Extended 36-Month Rule for Special Cases

For individuals qualifying under the special provisions (disabled or in care), the calculation extends the final period exemption to 36 months:

Example with Extended Exemption:
  • Final Period Exemption: 36 months.
  • PRR Calculation:
    • PRR: 120 months (occupation) + 36 months (final period) = 156 months out of 168 months.
    • PRR Calculation: £100,000 x (156/168) = £92,857 exempt from CGT.
    • Chargeable Gain: £100,000 – £92,857 = £7,143.
CGT Liability:
  • Taxable Gain: £7,143 – £12,300 = £0 (no CGT payable as gain is below the annual exempt amount).

In this scenario, the extended final period exemption completely eliminates John’s CGT liability.

Strategic Considerations

Homeowners and property investors need to consider the 36-month rule and other relevant CGT reliefs when planning property sales.
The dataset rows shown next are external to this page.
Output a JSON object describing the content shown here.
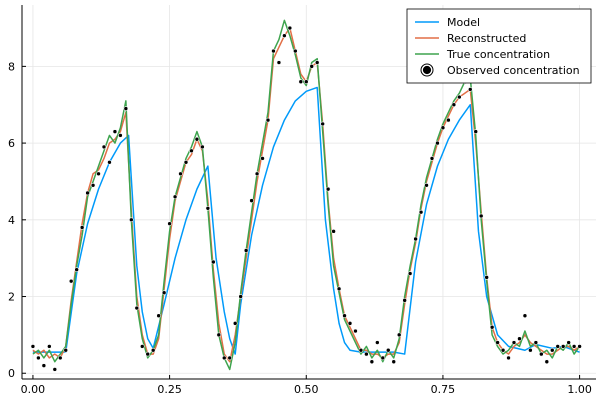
{
  "chart_data": {
    "type": "line",
    "title": "",
    "xlabel": "",
    "ylabel": "",
    "xlim": [
      -0.02,
      1.03
    ],
    "ylim": [
      -0.15,
      9.6
    ],
    "xticks": [
      0.0,
      0.25,
      0.5,
      0.75,
      1.0
    ],
    "xtick_labels": [
      "0.00",
      "0.25",
      "0.50",
      "0.75",
      "1.00"
    ],
    "yticks": [
      0,
      2,
      4,
      6,
      8
    ],
    "ytick_labels": [
      "0",
      "2",
      "4",
      "6",
      "8"
    ],
    "grid": true,
    "legend_position": "top-right",
    "series": [
      {
        "name": "Model",
        "kind": "line",
        "color": "#009AFA",
        "x": [
          0.0,
          0.02,
          0.04,
          0.06,
          0.08,
          0.1,
          0.12,
          0.14,
          0.16,
          0.175,
          0.19,
          0.2,
          0.21,
          0.22,
          0.24,
          0.26,
          0.28,
          0.3,
          0.32,
          0.335,
          0.35,
          0.36,
          0.37,
          0.38,
          0.4,
          0.42,
          0.44,
          0.46,
          0.48,
          0.5,
          0.52,
          0.535,
          0.55,
          0.56,
          0.57,
          0.58,
          0.6,
          0.62,
          0.64,
          0.66,
          0.68,
          0.7,
          0.72,
          0.74,
          0.76,
          0.78,
          0.8,
          0.815,
          0.83,
          0.85,
          0.87,
          0.9,
          0.92,
          0.95,
          0.97,
          1.0
        ],
        "y": [
          0.55,
          0.55,
          0.55,
          0.55,
          2.6,
          3.9,
          4.8,
          5.5,
          6.0,
          6.2,
          2.8,
          1.6,
          0.9,
          0.65,
          1.8,
          3.0,
          4.0,
          4.8,
          5.4,
          3.0,
          1.6,
          0.9,
          0.5,
          1.8,
          3.6,
          4.9,
          5.9,
          6.6,
          7.1,
          7.35,
          7.45,
          4.0,
          2.2,
          1.3,
          0.8,
          0.6,
          0.55,
          0.55,
          0.55,
          0.55,
          0.5,
          2.9,
          4.4,
          5.4,
          6.1,
          6.6,
          7.0,
          3.7,
          2.0,
          1.0,
          0.7,
          0.6,
          0.75,
          0.65,
          0.7,
          0.55
        ]
      },
      {
        "name": "Reconstructed",
        "kind": "line",
        "color": "#E26F46",
        "x": [
          0.0,
          0.01,
          0.02,
          0.03,
          0.04,
          0.05,
          0.06,
          0.07,
          0.08,
          0.09,
          0.1,
          0.11,
          0.12,
          0.13,
          0.14,
          0.15,
          0.16,
          0.17,
          0.18,
          0.19,
          0.2,
          0.21,
          0.22,
          0.23,
          0.24,
          0.25,
          0.26,
          0.27,
          0.28,
          0.29,
          0.3,
          0.31,
          0.32,
          0.33,
          0.34,
          0.35,
          0.36,
          0.37,
          0.38,
          0.39,
          0.4,
          0.41,
          0.42,
          0.43,
          0.44,
          0.45,
          0.46,
          0.47,
          0.48,
          0.49,
          0.5,
          0.51,
          0.52,
          0.53,
          0.54,
          0.55,
          0.56,
          0.57,
          0.58,
          0.59,
          0.6,
          0.61,
          0.62,
          0.63,
          0.64,
          0.65,
          0.66,
          0.67,
          0.68,
          0.69,
          0.7,
          0.71,
          0.72,
          0.73,
          0.74,
          0.75,
          0.76,
          0.77,
          0.78,
          0.79,
          0.8,
          0.81,
          0.82,
          0.83,
          0.84,
          0.85,
          0.86,
          0.87,
          0.88,
          0.89,
          0.9,
          0.91,
          0.92,
          0.93,
          0.94,
          0.95,
          0.96,
          0.97,
          0.98,
          0.99,
          1.0
        ],
        "y": [
          0.6,
          0.5,
          0.6,
          0.4,
          0.5,
          0.4,
          0.7,
          1.9,
          2.9,
          3.9,
          4.7,
          5.2,
          5.3,
          5.6,
          6.0,
          6.1,
          6.3,
          6.8,
          4.2,
          2.0,
          1.0,
          0.5,
          0.5,
          0.9,
          2.2,
          3.5,
          4.5,
          5.0,
          5.5,
          5.7,
          6.1,
          5.8,
          4.5,
          2.7,
          1.3,
          0.5,
          0.3,
          1.0,
          2.0,
          3.0,
          4.0,
          5.0,
          5.8,
          6.6,
          8.2,
          8.5,
          8.8,
          9.0,
          8.4,
          7.8,
          7.6,
          8.0,
          8.1,
          6.5,
          4.5,
          3.0,
          2.2,
          1.5,
          1.2,
          0.9,
          0.6,
          0.6,
          0.5,
          0.5,
          0.4,
          0.5,
          0.5,
          0.8,
          1.8,
          2.7,
          3.4,
          4.3,
          5.0,
          5.5,
          6.0,
          6.4,
          6.7,
          7.0,
          7.2,
          7.3,
          7.4,
          6.0,
          4.2,
          2.5,
          1.2,
          0.8,
          0.6,
          0.5,
          0.7,
          0.8,
          1.0,
          0.8,
          0.7,
          0.6,
          0.5,
          0.5,
          0.6,
          0.7,
          0.7,
          0.6,
          0.7
        ]
      },
      {
        "name": "True concentration",
        "kind": "line",
        "color": "#3EA44E",
        "x": [
          0.0,
          0.01,
          0.02,
          0.03,
          0.04,
          0.05,
          0.06,
          0.07,
          0.08,
          0.09,
          0.1,
          0.11,
          0.12,
          0.13,
          0.14,
          0.15,
          0.16,
          0.17,
          0.18,
          0.19,
          0.2,
          0.21,
          0.22,
          0.23,
          0.24,
          0.25,
          0.26,
          0.27,
          0.28,
          0.29,
          0.3,
          0.31,
          0.32,
          0.33,
          0.34,
          0.35,
          0.36,
          0.37,
          0.38,
          0.39,
          0.4,
          0.41,
          0.42,
          0.43,
          0.44,
          0.45,
          0.46,
          0.47,
          0.48,
          0.49,
          0.5,
          0.51,
          0.52,
          0.53,
          0.54,
          0.55,
          0.56,
          0.57,
          0.58,
          0.59,
          0.6,
          0.61,
          0.62,
          0.63,
          0.64,
          0.65,
          0.66,
          0.67,
          0.68,
          0.69,
          0.7,
          0.71,
          0.72,
          0.73,
          0.74,
          0.75,
          0.76,
          0.77,
          0.78,
          0.79,
          0.8,
          0.81,
          0.82,
          0.83,
          0.84,
          0.85,
          0.86,
          0.87,
          0.88,
          0.89,
          0.9,
          0.91,
          0.92,
          0.93,
          0.94,
          0.95,
          0.96,
          0.97,
          0.98,
          0.99,
          1.0
        ],
        "y": [
          0.5,
          0.6,
          0.4,
          0.6,
          0.3,
          0.5,
          0.7,
          1.8,
          2.8,
          3.6,
          4.6,
          5.0,
          5.4,
          5.8,
          6.2,
          6.0,
          6.4,
          7.1,
          4.0,
          1.8,
          0.9,
          0.4,
          0.6,
          1.0,
          2.4,
          3.7,
          4.6,
          5.1,
          5.6,
          5.9,
          6.3,
          5.9,
          4.3,
          2.5,
          1.0,
          0.4,
          0.1,
          0.8,
          2.1,
          3.2,
          4.2,
          5.2,
          6.0,
          6.8,
          8.4,
          8.7,
          9.2,
          8.8,
          8.3,
          7.7,
          7.5,
          8.1,
          8.2,
          6.3,
          4.4,
          2.8,
          2.1,
          1.4,
          1.1,
          0.8,
          0.5,
          0.7,
          0.4,
          0.6,
          0.3,
          0.6,
          0.4,
          0.9,
          2.0,
          2.8,
          3.5,
          4.4,
          5.1,
          5.6,
          6.1,
          6.5,
          6.8,
          7.1,
          7.3,
          7.6,
          7.7,
          6.2,
          4.0,
          2.4,
          1.0,
          0.7,
          0.5,
          0.6,
          0.8,
          0.7,
          1.1,
          0.7,
          0.8,
          0.5,
          0.6,
          0.4,
          0.7,
          0.6,
          0.8,
          0.5,
          0.7
        ]
      },
      {
        "name": "Observed concentration",
        "kind": "scatter",
        "color": "#000000",
        "x": [
          0.0,
          0.01,
          0.02,
          0.03,
          0.04,
          0.05,
          0.06,
          0.07,
          0.08,
          0.09,
          0.1,
          0.11,
          0.12,
          0.13,
          0.14,
          0.15,
          0.16,
          0.17,
          0.18,
          0.19,
          0.2,
          0.21,
          0.22,
          0.23,
          0.24,
          0.25,
          0.26,
          0.27,
          0.28,
          0.29,
          0.3,
          0.31,
          0.32,
          0.33,
          0.34,
          0.35,
          0.36,
          0.37,
          0.38,
          0.39,
          0.4,
          0.41,
          0.42,
          0.43,
          0.44,
          0.45,
          0.46,
          0.47,
          0.48,
          0.49,
          0.5,
          0.51,
          0.52,
          0.53,
          0.54,
          0.55,
          0.56,
          0.57,
          0.58,
          0.59,
          0.6,
          0.61,
          0.62,
          0.63,
          0.64,
          0.65,
          0.66,
          0.67,
          0.68,
          0.69,
          0.7,
          0.71,
          0.72,
          0.73,
          0.74,
          0.75,
          0.76,
          0.77,
          0.78,
          0.79,
          0.8,
          0.81,
          0.82,
          0.83,
          0.84,
          0.85,
          0.86,
          0.87,
          0.88,
          0.89,
          0.9,
          0.91,
          0.92,
          0.93,
          0.94,
          0.95,
          0.96,
          0.97,
          0.98,
          0.99,
          1.0
        ],
        "y": [
          0.7,
          0.4,
          0.2,
          0.7,
          0.1,
          0.4,
          0.6,
          2.4,
          2.7,
          3.8,
          4.7,
          4.9,
          5.2,
          5.9,
          5.5,
          6.3,
          6.2,
          6.9,
          4.0,
          1.7,
          0.7,
          0.5,
          0.6,
          1.5,
          2.1,
          3.9,
          4.6,
          5.2,
          5.5,
          5.8,
          6.1,
          5.9,
          4.3,
          2.9,
          1.0,
          0.4,
          0.4,
          1.3,
          2.0,
          3.2,
          4.5,
          5.2,
          5.6,
          6.6,
          8.4,
          8.1,
          8.8,
          9.0,
          8.4,
          7.6,
          7.6,
          8.0,
          8.1,
          6.5,
          4.8,
          3.7,
          2.2,
          1.5,
          1.3,
          1.1,
          0.6,
          0.5,
          0.3,
          0.8,
          0.4,
          0.6,
          0.3,
          1.0,
          1.9,
          2.6,
          3.5,
          4.2,
          4.9,
          5.6,
          6.0,
          6.4,
          6.6,
          7.0,
          7.2,
          7.6,
          7.4,
          6.3,
          4.1,
          2.5,
          1.2,
          0.8,
          0.6,
          0.4,
          0.8,
          0.9,
          1.5,
          0.6,
          0.8,
          0.5,
          0.3,
          0.6,
          0.7,
          0.7,
          0.8,
          0.7,
          0.7
        ]
      }
    ]
  }
}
Strategic considerations include:

Timing of Sale

  • Maximizing PRR: Aim to sell the property within the final period exemption to maximize PRR.
  • Market Conditions: Consider the real estate market conditions to optimize sale proceeds.

Main Residence Election

  • Multiple Properties: If you own multiple properties, you can elect which property should be treated as your main residence for CGT purposes. This election can be changed, typically once every two years, allowing strategic use of PRR.

Interaction with Letting Relief

  • Qualifying Periods: Letting relief can apply if the property was let out after being the main residence, potentially reducing CGT further. However, recent changes have limited its application to only periods where the owner was in shared occupancy with the tenant.

Recent Changes and Future Outlook

Recent Changes

  • Reduction to 18 Months: The reduction of the final period exemption from 36 to 18 months reflects efforts to tighten tax reliefs and align them with actual property sale times.
  • Letting Relief Changes: Restrictions on letting relief mean it now only applies when the owner lives in the property with the tenant, significantly narrowing its application.

Future Outlook

  • Policy Adjustments: Future changes to CGT rules and reliefs are possible, driven by economic conditions and policy priorities. Keeping abreast of tax legislation changes is crucial for effective planning.


Understanding the 36-month rule and its implications within the broader context of CGT in the UK is essential for homeowners and property investors. By strategically leveraging this rule, along with other reliefs such as PRR and letting relief, individuals can minimize their CGT liability. The careful timing of property sales, main residence elections, and staying informed about tax law changes are key to optimizing tax outcomes. While the reduction to 18 months has tightened the relief, the extended 36-month period for special cases continues to provide valuable tax planning opportunities.